This photo is from Nikki Finke’s Deadline Hollywood. I know, it’s a cow not a bull, but let’s just pretend, eh? Anyway, it’s a good representation of how I feel about money today.
Some perspective: from 1929 to 1932, the DJIA lost 89%. In the crash of 1987, in one very scary week, it lost 31%. When the dotcom bubble burst, the NASDAQ fell from 5,048 to 1,114 about two years later. By comparison, this year the DJIA is down about 25%. So far.
But what makes it all so stunning (and not in a good way) is the cracking of the bases of the global economy. AIG, the biggest insurer in the world–the people who insure bonds, among other things–just got eaten by the US Government. The government had to do it–if AIG had gone down the global market would have been a bloodbath–and they bargained hard, getting a pretty good deal for taxpayers like you and me who now have an 80% controlling interest in the company (and are charging a swingeing 8.5% over LIBOR–a punitive rate, which I’m not saying isn’t deserved…) but wow, the US government now owns a lot of what, two years ago, were thriving independent beasts of the finance world.

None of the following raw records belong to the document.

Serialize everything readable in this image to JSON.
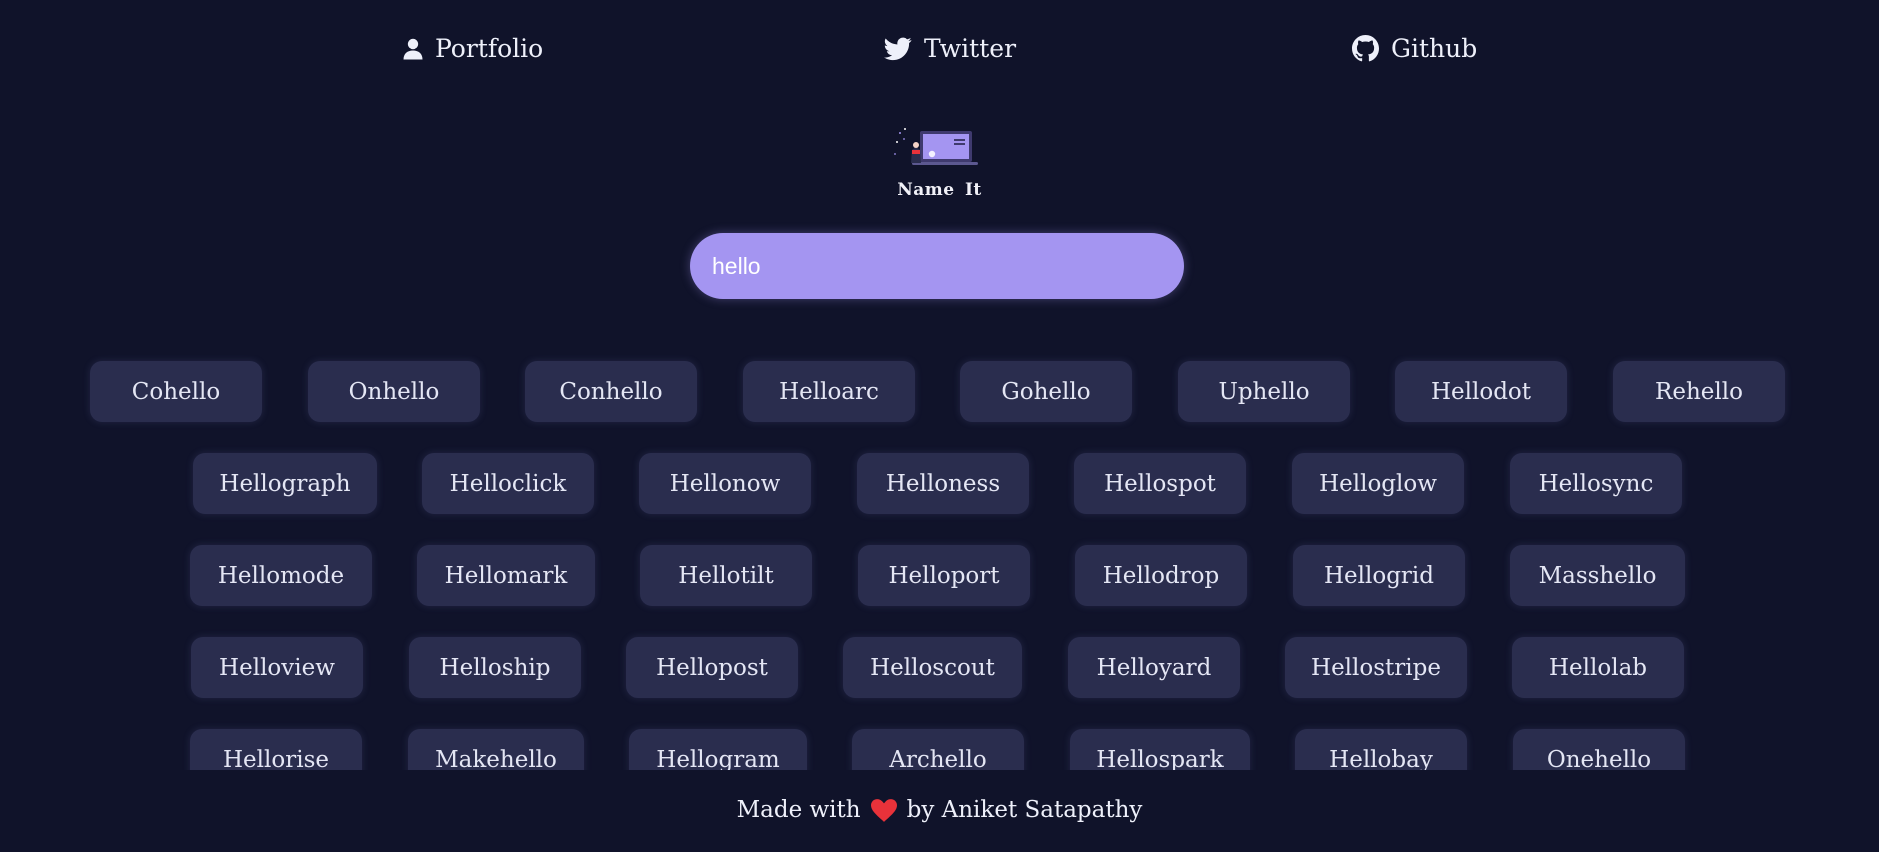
{
  "nav": {
    "portfolio": {
      "label": "Portfolio",
      "icon": "user-icon"
    },
    "twitter": {
      "label": "Twitter",
      "icon": "twitter-icon"
    },
    "github": {
      "label": "Github",
      "icon": "github-icon"
    }
  },
  "brand": {
    "name": "Name It"
  },
  "search": {
    "value": "hello"
  },
  "results": [
    [
      "Cohello",
      "Onhello",
      "Conhello",
      "Helloarc",
      "Gohello",
      "Uphello",
      "Hellodot",
      "Rehello"
    ],
    [
      "Hellograph",
      "Helloclick",
      "Hellonow",
      "Helloness",
      "Hellospot",
      "Helloglow",
      "Hellosync"
    ],
    [
      "Hellomode",
      "Hellomark",
      "Hellotilt",
      "Helloport",
      "Hellodrop",
      "Hellogrid",
      "Masshello"
    ],
    [
      "Helloview",
      "Helloship",
      "Hellopost",
      "Helloscout",
      "Helloyard",
      "Hellostripe",
      "Hellolab"
    ],
    [
      "Hellorise",
      "Makehello",
      "Hellogram",
      "Archello",
      "Hellospark",
      "Hellobay",
      "Onehello"
    ]
  ],
  "footer": {
    "prefix": "Made with",
    "icon": "heart-icon",
    "suffix": "by Aniket Satapathy"
  },
  "colors": {
    "background": "#10132a",
    "chip": "#2a2d4e",
    "search": "#a495f1",
    "heart": "#e8323a"
  }
}
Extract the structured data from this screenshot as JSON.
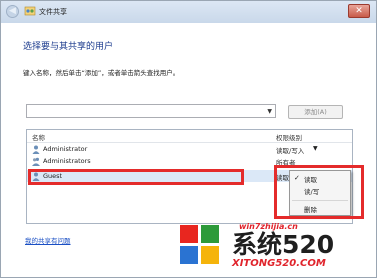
{
  "window": {
    "title": "文件共享",
    "close_label": "✕",
    "back_label": "◀"
  },
  "main": {
    "heading": "选择要与其共享的用户",
    "instructions": "键入名称，然后单击“添加”，或者单击箭头查找用户。",
    "name_input_value": "",
    "add_button_label": "添加(A)"
  },
  "table": {
    "headers": {
      "name": "名称",
      "permission": "权限级别"
    },
    "rows": [
      {
        "name": "Administrator",
        "permission": "读取/写入",
        "has_dropdown": true
      },
      {
        "name": "Administrators",
        "permission": "所有者",
        "has_dropdown": false
      },
      {
        "name": "Guest",
        "permission": "读取",
        "has_dropdown": true,
        "selected": true
      }
    ]
  },
  "permission_menu": {
    "items": [
      {
        "label": "读取",
        "checked": true
      },
      {
        "label": "读/写",
        "checked": false
      },
      {
        "label": "删除",
        "checked": false
      }
    ],
    "check_glyph": "✓"
  },
  "footer": {
    "help_link": "我的共享有问题"
  },
  "watermark": {
    "url_text": "win7zhijia.cn",
    "logo_text": "系统520",
    "logo_domain": "XITONG520.COM"
  },
  "colors": {
    "annotation_red": "#e42b2b",
    "link_blue": "#1a4fc4",
    "heading_blue": "#1e3d8f"
  }
}
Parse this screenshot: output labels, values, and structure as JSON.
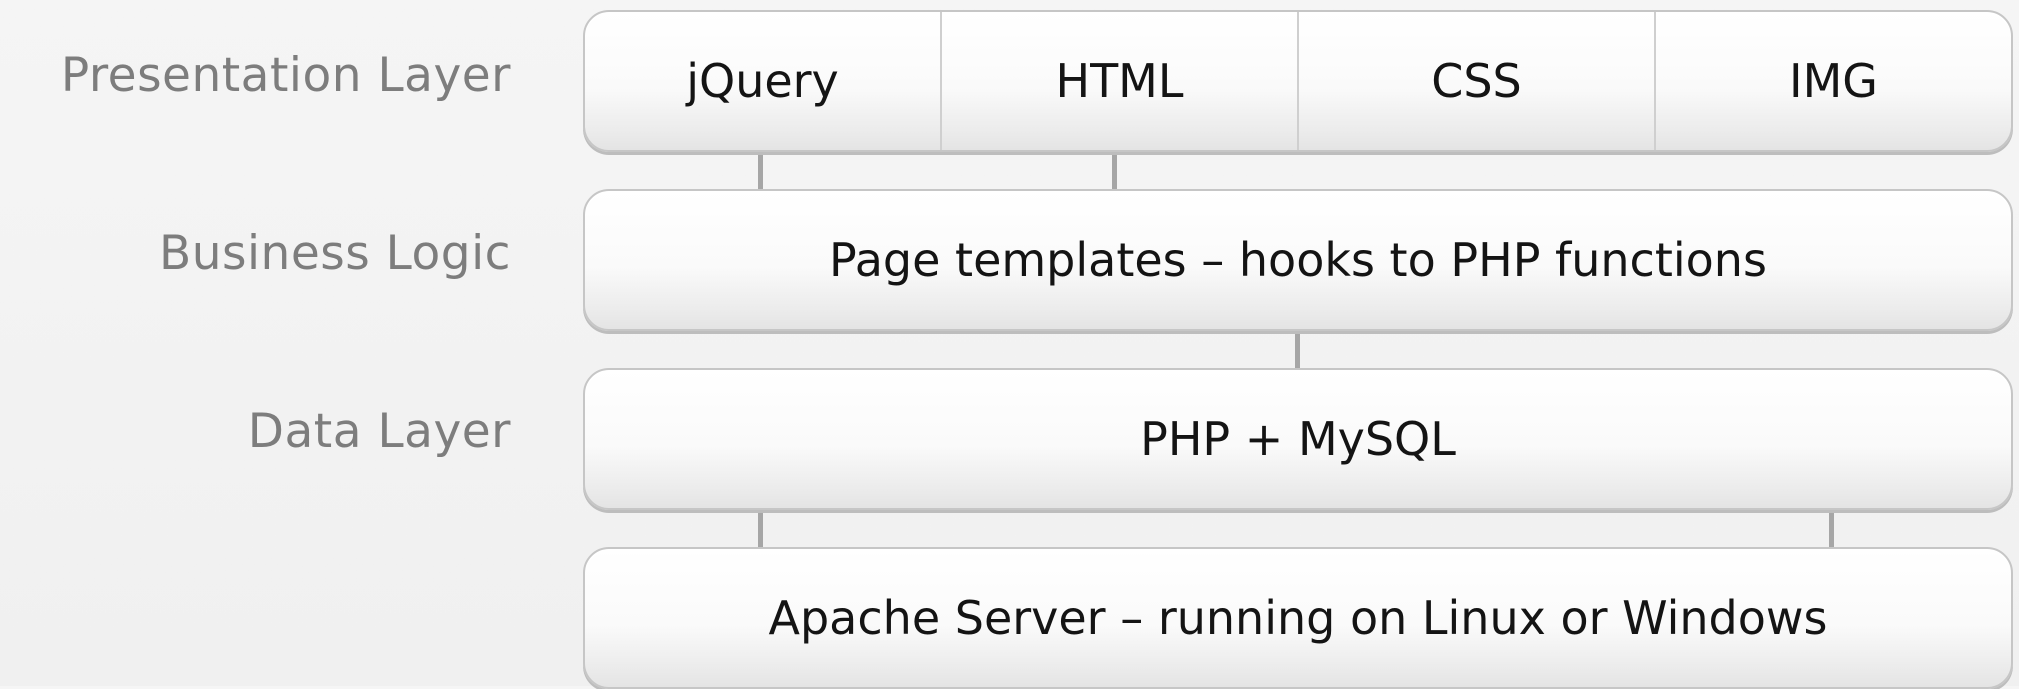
{
  "labels": {
    "presentation": "Presentation Layer",
    "business": "Business Logic",
    "data": "Data Layer"
  },
  "presentation_items": [
    "jQuery",
    "HTML",
    "CSS",
    "IMG"
  ],
  "business_box": "Page templates – hooks to PHP functions",
  "data_box": "PHP + MySQL",
  "server_box": "Apache Server – running on Linux or Windows",
  "colors": {
    "label_text": "#7d7d7d",
    "box_text": "#141414",
    "box_border": "#c6c6c6",
    "connector": "#a6a6a6",
    "background": "#f3f3f3"
  }
}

And that means government will probably start regulating the hell out of everything, which means that growth will be much slower during the next recovery, which means we all suffer. (We would have suffered a lot more without the bailouts, no question. And of course this mess wouldn’t exist without deregulation in the first place.)
What does all this mean? I don’t know, exactly. For once I’m having a really hard time wrapping my head around it. I like money. I like playing with it; I don’t have issues around it. For me, money is not an emotional marker, it’s more like a game chip. Yes, when we lost 80% of everything six years ago I felt like throwing up but, hey, I told myself, it’s just money; we can always earn more. But this morning I woke up and found I suddenly didn’t understand what all this means. I find myself unmoored. Kelley and I have lost 25% of our pension fund; we’ve lost the ability to get loans (as has most of the world); our odds of getting a last-resort job have tanked; the likelihood of publishers and studios paying us a zillion dollars for our brain work just evaporated; our house is worth a lot less. Yet we still have money in the bank (the bank, though, is for sale), the trees are still shivering in the breeze, the squirrels are still industriously collecting nuts for autumn. So in the ultimate scheme of things, does this mean much? Probably not, but I don’t actually know. That’s what bothers me.
So here’s my question: how do you feel about what’s been going on in Finance World? Does it bother you? Do you shrug and think, hey those bastards deserve all the pain? Are you aware, or not, of what’s going on? Does it impinge on your daily life? Do you feel any different today than this time last week?